Une palestinienne emmène son fils étudier en Amerrika. Et la chose ne se fera pas sans difficulté.
La vie est compliquée pour Mouna. Enfermée dans un quotidien morose, au coeur d'une Palestine occupée, devant à chaque fois subir de multiples contrôles et contourner ce mur de la honte, elle va décider d'accéder à la requête de son fils, à savoir l'emmener étudier aux Etats-Unis. D'abord heureuse de retrouver sa sœur, habitant dans l'Illinois depuis une quinzaine d'années, elle va vite se frotter à la dure réalité de la difficulté de trouver un job et de faire face au regard méfiant de quelques individus, en cette période où l'Armée Américaine vient d'envahir Bagdad.
Le choc des cultures, le ressentiment, voire la peur, face à l'étranger, l'endoctrinement d'un peuple rendu ignorant à son insu, voilà quelques-uns des thèmes développés dans cet
Amerrika sincère mais trop gentillet pour pouvoir marquer les esprits. Car oui,
Cherien Dabis dit des choses justes sur les faiblesses de l'être humain, sur son pouvoir néfaste, illustré aussi bien du côté du Moyen-Orient par la situation improbable et semblant malheureusement inextricable, que du côté américain, avec sa population mal informée par les médias, et faisant rapidement des amalgames. Mais cela est fait la plupart du temps à travers des saynètes très prévisibles et pas particulièrement inspirées, nous étalant des faits évidents, qui ne nous apprennent au final pas grand chose.
Amerrika opte néanmoins pour une légèreté de ton et un certain optimisme (le plan final résume à lui seul cette volonté), parsemée de quelques moments comiques bien sentis, se reposant sur le parcours de Mouna, qui éclairent tout ça d'une façon bienvenue.
Le film se laisse donc suivre grâce à son personnage principal, admirablement incarné par
Nisreen Faour, qui s'impose comme une superbe révélation, par son jeu transpirant le naturel.
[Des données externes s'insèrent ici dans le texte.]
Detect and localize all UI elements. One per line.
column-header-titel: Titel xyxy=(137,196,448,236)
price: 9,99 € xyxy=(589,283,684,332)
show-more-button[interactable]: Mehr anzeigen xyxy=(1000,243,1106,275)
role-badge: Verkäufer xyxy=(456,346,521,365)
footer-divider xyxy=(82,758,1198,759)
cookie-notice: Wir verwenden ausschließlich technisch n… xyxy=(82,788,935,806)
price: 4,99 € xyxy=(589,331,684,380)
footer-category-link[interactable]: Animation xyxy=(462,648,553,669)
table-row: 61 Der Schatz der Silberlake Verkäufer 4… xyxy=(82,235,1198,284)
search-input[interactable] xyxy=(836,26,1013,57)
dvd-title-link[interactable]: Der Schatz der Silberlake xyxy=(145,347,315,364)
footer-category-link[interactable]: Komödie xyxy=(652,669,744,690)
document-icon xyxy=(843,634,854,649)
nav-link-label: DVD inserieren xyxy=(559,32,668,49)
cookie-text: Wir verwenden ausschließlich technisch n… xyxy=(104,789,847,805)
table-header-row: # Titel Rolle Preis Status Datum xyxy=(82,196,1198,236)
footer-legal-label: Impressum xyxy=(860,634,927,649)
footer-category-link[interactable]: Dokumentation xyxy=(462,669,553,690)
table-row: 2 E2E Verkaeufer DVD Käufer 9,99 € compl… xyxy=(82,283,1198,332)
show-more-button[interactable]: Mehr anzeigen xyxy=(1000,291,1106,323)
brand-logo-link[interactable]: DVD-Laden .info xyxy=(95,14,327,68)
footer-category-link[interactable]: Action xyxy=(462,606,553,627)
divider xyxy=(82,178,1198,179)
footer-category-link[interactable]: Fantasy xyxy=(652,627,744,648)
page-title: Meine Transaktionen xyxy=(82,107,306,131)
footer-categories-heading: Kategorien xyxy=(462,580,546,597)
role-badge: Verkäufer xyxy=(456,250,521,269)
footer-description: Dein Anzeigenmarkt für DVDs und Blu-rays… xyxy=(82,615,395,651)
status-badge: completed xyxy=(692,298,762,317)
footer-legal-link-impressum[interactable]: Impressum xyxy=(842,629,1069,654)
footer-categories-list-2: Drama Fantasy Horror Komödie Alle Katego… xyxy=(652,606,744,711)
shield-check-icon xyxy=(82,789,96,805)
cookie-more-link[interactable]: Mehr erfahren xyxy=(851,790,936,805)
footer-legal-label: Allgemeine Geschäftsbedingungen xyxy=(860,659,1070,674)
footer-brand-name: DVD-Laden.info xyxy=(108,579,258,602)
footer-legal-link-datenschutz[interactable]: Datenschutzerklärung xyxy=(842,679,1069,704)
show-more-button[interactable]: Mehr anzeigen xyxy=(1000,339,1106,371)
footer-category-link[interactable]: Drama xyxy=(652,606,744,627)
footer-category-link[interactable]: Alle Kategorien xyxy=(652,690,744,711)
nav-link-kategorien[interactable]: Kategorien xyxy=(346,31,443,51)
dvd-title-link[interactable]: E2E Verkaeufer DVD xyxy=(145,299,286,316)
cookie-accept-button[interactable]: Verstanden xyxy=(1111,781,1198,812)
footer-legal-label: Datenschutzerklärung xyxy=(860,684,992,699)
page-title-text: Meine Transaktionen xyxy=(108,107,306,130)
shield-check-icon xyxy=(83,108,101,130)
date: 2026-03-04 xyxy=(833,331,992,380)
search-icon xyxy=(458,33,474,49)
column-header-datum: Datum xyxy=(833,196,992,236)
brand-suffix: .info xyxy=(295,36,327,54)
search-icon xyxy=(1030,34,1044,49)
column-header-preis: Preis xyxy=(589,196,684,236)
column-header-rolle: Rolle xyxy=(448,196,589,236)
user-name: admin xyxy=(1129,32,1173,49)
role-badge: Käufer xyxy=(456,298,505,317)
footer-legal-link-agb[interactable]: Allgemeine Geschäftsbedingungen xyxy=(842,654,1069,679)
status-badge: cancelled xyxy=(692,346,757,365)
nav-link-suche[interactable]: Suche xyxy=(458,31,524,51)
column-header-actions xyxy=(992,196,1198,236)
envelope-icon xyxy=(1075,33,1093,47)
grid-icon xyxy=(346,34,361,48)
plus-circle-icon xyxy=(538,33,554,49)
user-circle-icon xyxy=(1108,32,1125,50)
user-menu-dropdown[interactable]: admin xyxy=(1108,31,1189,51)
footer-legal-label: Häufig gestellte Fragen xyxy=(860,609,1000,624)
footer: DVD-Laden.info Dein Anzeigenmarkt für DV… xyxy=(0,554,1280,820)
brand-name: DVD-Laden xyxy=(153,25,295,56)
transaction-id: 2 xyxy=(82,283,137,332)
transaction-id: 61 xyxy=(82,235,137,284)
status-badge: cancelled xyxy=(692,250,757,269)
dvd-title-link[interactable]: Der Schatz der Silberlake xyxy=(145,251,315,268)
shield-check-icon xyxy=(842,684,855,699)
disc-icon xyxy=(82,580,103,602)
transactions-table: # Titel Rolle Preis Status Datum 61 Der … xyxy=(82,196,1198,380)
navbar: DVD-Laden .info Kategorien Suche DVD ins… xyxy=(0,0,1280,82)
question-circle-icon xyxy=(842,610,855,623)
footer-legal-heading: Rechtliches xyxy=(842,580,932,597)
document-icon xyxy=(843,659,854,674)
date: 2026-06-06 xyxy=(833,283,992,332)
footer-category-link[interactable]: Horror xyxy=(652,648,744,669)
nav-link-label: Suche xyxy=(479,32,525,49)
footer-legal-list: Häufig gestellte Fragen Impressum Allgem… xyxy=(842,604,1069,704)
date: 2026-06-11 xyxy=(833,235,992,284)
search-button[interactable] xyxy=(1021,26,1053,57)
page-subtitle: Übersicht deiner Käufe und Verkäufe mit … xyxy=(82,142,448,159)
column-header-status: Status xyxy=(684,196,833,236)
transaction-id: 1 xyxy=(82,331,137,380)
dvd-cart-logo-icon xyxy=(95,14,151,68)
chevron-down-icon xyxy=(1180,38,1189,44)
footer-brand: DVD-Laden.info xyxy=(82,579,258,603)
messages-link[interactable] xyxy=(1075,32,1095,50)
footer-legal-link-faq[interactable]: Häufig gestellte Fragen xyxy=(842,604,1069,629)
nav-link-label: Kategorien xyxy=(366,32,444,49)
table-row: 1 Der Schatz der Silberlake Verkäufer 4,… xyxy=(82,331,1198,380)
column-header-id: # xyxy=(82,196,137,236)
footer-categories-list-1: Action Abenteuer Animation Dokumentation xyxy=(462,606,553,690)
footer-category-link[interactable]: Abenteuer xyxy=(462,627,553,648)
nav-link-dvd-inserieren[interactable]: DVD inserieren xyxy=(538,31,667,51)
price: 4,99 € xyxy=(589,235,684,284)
On ne pourra pas non plus nier l'apport non négligeable de
Hiam Abbass, toujours juste, et qui est une de ces actrices capables d'imprimer la pellicule avec un rien.
Petite comédie manquant de piquant, Amerrika se laisse suivre grâce à l'abattage de Nisreen Faour, l'actrice pricipale, qui s'impose comme une belle révélation.